In un’intervista a ilBianconero, Sandro Mazzola ha raccontato Juventus-Inter 9-1: “Si giocava di sabato, il problema era che io dovevo andare a scuola e avevo tre interrogazioni decisive per non essere bocciato. Quando in settimana dissi mia madre che sabato avrei giocato lei non ne voleva sapere, insistette per dirmi di andare a scuola. Uscita la notizia che Moratti aveva deciso di far giocare noi ragazzi, i miei compagni di squadra fecero di tutto per farmi giocare, così andai a parlare al preside e gli chiesi un permesso, dicendogli che sarebbe potuta essere l’unica partita in Serie A”.
E alla fine?
“Lo convinsi e mi diede l’ok per andare a giocare. Non solo, riuscii a trovare anche un biglietto in tribuna per il professore di matematica che voleva venirmi a vedere. Era emozionatissimo”.
E lei quanto era emozionato?
“Immaginatevi un ragazzino di 18 anni di fronte a Boniperti, Charles, Sivori e gli altri. C’è stato un momento mi sembrava che il cuore neanche battesse dall’emozione”.
Quando?
“Nel momento in cui uscimmo dal tunnel e in campo c’erano già i giocatori della Juve, con lo stadio pieno che incitava i bianconeri. Ricordo che in quel momento mi si avvicinò Boniperti, dicendomi che era tifoso di mio padre e lo andava a vedere agli allenamenti per imparare da lui. Per me quelle frasi sono state un grande orgoglio”.
Cosa vi disse la società dopo la partita?
“Non potevano arrabbiarsi con noi, ci dissero che avevamo giocato bene ed eravamo stati bravi. Dall’altra parte c’erano i campioni della Juve, era logico che perdessimo”.
Come andò la partita?
“I primi minuti della gara loro non avevano voglia di giocare, iniziarono a palleggiare senza affondare il colpo. Così il pubblico iniziò a fischiare, a quel punto i giocatori della Juve accelerarono e non ci fu più partita”.
Ci racconta un aneddoto?
“In squadra avevamo un compagno toscano, si chiamava Giuseppe Morosi e veniva da Agliana, un piccolo paesino toscano in provincia di Pistoia. Era un mediano che di solito marcava sempre il centrocampista avversario più offensivo, quel giorno gli toccò Sivori. Ricordo che quando gli passò vicino a Morosi brillarono gli occhi e scherzando mi disse che dopo quella partita al suo paese l’avrebbero fatto sindaco”.

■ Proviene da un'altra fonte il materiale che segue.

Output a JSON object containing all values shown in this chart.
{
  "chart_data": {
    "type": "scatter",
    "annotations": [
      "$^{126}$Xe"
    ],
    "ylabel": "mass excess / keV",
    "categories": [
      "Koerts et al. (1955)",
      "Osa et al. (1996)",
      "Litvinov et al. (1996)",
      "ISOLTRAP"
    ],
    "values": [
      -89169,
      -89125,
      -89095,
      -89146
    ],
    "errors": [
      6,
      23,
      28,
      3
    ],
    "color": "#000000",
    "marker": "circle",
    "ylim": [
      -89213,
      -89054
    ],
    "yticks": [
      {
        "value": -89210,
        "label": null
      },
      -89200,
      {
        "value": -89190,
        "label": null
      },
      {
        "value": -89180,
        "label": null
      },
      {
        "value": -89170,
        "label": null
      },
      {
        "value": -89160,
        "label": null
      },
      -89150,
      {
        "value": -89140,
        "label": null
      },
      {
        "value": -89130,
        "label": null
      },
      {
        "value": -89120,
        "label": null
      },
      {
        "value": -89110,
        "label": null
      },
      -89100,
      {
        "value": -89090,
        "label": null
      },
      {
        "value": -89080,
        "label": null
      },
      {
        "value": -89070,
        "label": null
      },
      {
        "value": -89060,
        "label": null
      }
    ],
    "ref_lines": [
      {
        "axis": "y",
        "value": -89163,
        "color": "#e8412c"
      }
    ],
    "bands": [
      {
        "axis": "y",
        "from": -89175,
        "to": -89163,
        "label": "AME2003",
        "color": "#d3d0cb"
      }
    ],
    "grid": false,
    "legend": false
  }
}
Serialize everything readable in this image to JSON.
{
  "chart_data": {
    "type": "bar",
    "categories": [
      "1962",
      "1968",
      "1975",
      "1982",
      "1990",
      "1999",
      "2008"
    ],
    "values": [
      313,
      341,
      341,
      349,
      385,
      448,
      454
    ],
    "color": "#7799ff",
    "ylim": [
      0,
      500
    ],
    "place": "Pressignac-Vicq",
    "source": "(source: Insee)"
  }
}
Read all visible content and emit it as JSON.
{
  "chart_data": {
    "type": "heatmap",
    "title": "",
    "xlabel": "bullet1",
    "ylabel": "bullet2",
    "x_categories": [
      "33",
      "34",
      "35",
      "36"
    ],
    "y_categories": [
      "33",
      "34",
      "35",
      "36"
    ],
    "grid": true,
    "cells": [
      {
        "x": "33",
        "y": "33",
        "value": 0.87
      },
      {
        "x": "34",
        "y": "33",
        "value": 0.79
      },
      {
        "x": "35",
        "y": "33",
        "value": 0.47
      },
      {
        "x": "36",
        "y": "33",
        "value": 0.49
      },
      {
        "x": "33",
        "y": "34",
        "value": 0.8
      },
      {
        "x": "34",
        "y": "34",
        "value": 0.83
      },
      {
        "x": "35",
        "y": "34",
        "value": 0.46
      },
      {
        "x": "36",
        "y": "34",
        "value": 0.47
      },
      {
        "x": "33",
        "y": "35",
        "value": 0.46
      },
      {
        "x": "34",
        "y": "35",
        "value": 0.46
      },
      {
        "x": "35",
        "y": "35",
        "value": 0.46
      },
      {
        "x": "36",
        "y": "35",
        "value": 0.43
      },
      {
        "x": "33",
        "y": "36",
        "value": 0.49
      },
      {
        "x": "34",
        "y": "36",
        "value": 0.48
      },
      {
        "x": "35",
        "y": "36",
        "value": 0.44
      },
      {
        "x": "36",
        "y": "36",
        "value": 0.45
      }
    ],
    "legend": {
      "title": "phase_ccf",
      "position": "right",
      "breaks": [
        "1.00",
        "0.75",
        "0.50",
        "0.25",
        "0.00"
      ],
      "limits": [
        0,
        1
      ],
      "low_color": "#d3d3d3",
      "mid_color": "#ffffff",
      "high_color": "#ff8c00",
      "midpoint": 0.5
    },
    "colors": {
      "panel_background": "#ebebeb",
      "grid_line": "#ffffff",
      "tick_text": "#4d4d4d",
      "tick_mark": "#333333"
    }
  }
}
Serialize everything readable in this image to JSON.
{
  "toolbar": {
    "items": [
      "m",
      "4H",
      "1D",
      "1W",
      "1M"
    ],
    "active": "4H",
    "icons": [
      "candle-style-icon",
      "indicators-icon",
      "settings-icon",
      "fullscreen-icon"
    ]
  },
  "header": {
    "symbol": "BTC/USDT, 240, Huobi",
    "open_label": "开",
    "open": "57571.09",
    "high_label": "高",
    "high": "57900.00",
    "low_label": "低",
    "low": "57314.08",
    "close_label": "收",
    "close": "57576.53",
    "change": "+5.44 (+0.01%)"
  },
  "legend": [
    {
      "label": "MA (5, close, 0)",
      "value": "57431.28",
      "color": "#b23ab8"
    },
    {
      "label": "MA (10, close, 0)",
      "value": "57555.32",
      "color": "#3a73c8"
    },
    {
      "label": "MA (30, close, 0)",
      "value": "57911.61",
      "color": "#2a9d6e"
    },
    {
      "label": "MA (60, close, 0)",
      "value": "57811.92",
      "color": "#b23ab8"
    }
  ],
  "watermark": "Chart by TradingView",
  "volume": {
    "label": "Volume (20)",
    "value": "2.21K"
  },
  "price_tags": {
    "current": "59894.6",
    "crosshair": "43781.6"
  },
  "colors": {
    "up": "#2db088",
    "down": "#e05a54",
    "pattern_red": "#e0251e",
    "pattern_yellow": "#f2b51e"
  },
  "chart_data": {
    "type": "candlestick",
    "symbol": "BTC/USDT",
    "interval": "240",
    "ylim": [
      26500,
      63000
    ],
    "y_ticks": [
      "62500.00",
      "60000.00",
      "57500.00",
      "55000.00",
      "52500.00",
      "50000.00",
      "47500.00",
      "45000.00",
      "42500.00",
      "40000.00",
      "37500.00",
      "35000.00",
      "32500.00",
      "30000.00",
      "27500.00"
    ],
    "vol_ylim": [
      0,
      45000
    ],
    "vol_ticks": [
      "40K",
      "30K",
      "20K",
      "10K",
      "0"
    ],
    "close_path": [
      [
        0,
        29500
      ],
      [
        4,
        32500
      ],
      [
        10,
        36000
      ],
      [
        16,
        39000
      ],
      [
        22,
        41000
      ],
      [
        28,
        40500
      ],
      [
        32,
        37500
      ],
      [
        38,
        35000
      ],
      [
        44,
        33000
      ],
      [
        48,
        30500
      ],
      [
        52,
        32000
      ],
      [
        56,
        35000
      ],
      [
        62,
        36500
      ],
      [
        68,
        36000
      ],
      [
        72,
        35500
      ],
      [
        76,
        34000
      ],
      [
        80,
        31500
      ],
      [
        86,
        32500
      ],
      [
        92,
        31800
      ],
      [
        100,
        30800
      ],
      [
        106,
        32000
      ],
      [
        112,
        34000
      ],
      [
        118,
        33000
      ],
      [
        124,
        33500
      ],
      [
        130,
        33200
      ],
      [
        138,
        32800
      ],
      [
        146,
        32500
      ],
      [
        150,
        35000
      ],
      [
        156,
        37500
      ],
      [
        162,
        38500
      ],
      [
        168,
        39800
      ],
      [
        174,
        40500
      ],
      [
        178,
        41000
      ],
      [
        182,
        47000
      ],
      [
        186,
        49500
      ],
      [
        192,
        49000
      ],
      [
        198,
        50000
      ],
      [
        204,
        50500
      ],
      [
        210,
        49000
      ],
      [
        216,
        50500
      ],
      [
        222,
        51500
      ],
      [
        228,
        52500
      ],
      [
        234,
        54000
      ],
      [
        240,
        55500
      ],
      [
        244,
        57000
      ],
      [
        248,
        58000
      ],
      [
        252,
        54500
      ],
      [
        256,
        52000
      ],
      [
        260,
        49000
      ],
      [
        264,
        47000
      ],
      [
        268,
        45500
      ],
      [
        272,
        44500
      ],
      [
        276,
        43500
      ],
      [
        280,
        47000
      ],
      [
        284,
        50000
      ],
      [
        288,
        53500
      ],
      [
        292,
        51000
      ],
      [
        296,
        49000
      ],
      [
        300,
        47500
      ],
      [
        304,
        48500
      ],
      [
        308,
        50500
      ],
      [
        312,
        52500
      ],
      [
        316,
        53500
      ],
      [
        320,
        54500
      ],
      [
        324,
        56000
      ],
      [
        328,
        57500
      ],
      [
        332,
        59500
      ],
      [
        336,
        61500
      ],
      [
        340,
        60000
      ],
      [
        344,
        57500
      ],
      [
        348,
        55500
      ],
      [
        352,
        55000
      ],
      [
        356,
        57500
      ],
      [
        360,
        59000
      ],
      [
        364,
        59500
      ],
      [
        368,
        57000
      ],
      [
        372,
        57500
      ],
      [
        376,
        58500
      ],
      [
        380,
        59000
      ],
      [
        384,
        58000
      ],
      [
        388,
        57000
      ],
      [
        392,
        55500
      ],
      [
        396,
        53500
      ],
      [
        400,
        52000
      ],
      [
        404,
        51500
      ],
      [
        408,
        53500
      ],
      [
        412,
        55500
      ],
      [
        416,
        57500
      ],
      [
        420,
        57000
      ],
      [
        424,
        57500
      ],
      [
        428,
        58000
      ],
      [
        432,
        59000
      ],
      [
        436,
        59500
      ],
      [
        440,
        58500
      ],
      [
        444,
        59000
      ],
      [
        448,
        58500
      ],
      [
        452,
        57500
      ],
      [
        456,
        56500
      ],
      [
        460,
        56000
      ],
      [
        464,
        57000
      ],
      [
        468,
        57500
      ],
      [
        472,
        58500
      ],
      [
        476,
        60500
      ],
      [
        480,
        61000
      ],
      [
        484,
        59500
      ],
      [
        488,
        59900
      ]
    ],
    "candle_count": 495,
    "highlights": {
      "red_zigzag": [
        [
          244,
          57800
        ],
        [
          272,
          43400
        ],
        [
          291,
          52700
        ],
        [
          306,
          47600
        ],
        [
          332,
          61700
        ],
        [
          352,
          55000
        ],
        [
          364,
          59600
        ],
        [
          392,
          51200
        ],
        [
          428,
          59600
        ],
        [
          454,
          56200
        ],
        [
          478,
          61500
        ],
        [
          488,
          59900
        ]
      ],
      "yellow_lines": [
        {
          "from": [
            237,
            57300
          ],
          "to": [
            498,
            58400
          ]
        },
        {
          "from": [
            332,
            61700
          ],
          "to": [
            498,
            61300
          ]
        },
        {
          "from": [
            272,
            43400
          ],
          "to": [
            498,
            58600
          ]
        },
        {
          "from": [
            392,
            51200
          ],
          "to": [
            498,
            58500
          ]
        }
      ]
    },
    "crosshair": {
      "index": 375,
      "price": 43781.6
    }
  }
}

L’unica rete nerazzurra la segnò lei, su rigore. Il primo gol tra i professionisti.
“Quando segnai quasi non ci credevo. Al momento di andare sul dischetto avevo una paura tremenda, dovevo tirare un rigore a Mattrel, il portiere della Juve. Così presi la rincorsa alla sinistra del pallone, per poi calciare di destro; sento che un giocatore avversario dietro di me indicava al portiere la direzione dove buttarsi, ed era proprio quella nella quale volevo calciare. Così cambiai idea all’ultimo e riuscii a spiazzarlo”.
E’ mai stato vicino alla Juve?
“I bianconeri mi avevano cercato alla fine di quella stagione. Così io andai a casa per dirlo a mia madre, che però fu categorica: ‘Ringrazi e rifiuti – mi disse – il figlio del capitano del Torino non può giocare con quella maglia, tuo padre si rivolterebbe nella tomba”.